Thursday, December 04, 2008


Lost in Beijing (蘋果) (China, 2007)

I really despise the repressive government regime of mainland China. I have a cousin who lives there and is about to get married to a mainlander . . . (waiting for the gasps to die down) . . . and he insists I can't be so black and white about it.

However, I repeatedly tell him that I don't necessarily have a problem with Chinese people or Chinese culture (which I just might, but that's a totally different issue), but the repressive nature of the authoritarian government. I understand that there are particularized difficulties in ruling over a billion people with a certain social order in mind, but I don't agree that repression is the only way of achieving those goals.

"Lost in Beijing" is a critical look at how modern life in Beijing has changed. It's so critical that I wondered how it got past the state censors. But apparently it didn't. Before it was approved for showing at the Berlin Film Festival, the director had to make over 50 cuts, watering down many seedy images of Beijing's underbelly, and basically even cutting out the bulk of one character's scenes (I'm guessing the prostitute, who has some inexplicable scenes).

The movie is about two couples of two different ages and classes that fall into a sort of tragicomedy of errors in their interactions. It's not necessarily any one character's fault. Each one contributes a small failing that turns into an issue bigger than any one of their contributions. And they keep doing it and it spirals out of control.
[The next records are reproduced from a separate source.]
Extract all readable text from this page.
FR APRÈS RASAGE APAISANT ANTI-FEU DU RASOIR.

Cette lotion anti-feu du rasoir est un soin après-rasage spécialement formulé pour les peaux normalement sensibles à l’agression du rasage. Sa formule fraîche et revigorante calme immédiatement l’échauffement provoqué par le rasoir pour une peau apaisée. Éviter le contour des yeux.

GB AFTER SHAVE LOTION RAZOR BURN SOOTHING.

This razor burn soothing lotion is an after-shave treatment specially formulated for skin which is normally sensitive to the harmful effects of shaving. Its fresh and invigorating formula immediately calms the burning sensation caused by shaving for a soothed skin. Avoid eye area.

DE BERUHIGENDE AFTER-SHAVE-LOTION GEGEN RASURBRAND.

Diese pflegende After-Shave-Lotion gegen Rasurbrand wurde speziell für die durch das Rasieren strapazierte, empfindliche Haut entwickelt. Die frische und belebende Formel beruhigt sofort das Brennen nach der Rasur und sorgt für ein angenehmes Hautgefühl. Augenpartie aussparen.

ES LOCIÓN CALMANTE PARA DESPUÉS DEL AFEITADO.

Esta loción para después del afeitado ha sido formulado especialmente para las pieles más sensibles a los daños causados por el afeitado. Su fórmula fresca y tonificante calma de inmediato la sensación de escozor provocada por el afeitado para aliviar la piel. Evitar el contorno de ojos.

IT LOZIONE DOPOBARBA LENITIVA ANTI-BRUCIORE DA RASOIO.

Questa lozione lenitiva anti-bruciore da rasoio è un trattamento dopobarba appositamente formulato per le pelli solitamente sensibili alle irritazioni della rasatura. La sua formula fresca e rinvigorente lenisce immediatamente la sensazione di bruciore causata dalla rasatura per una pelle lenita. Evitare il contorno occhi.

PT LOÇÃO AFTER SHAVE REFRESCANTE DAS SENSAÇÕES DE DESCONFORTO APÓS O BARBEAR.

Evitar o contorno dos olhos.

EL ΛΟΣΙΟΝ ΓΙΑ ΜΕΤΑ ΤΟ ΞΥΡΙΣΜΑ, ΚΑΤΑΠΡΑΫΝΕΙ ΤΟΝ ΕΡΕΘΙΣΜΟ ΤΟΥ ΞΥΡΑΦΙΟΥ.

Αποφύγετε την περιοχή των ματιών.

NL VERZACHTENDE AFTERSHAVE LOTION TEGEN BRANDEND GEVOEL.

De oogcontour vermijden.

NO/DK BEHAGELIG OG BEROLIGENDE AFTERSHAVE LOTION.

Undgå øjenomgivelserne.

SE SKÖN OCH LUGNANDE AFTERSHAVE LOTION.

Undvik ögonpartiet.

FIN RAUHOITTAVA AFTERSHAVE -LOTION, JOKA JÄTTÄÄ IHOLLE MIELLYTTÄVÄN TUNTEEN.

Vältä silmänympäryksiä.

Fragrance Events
None of them alone are particularly unlikable, they can all pass as regular people trying to get by in the enigma of Beijing. They're not particularly stupid, but they do little things that they don't think through and then suffer the consequence. It's hard to sympathize with them, but they're not unsympathetic characters.

None of them, however, have a moral compass, and that's what I like about the English title (the translation of the Chinese title is "Apple", which is a character's name). Without a compass, you get lost, and that's what these characters are.

The statement the film makes about modern China is broad and multi-faceted. I don't even want to say what I think that statement is, because I might be wrong and it would probably be incomplete. But that a statement is being made is projected in the several montages of Beijing life that appear in the film – this montage is showing Beijing in broad strokes, and this film is saying something about Beijing.

It just pisses me off knowing that the film is censored. That some government panel decided for me, over the director, what I should see.

Recommended, very well done. 8 out of 10 tomatoes.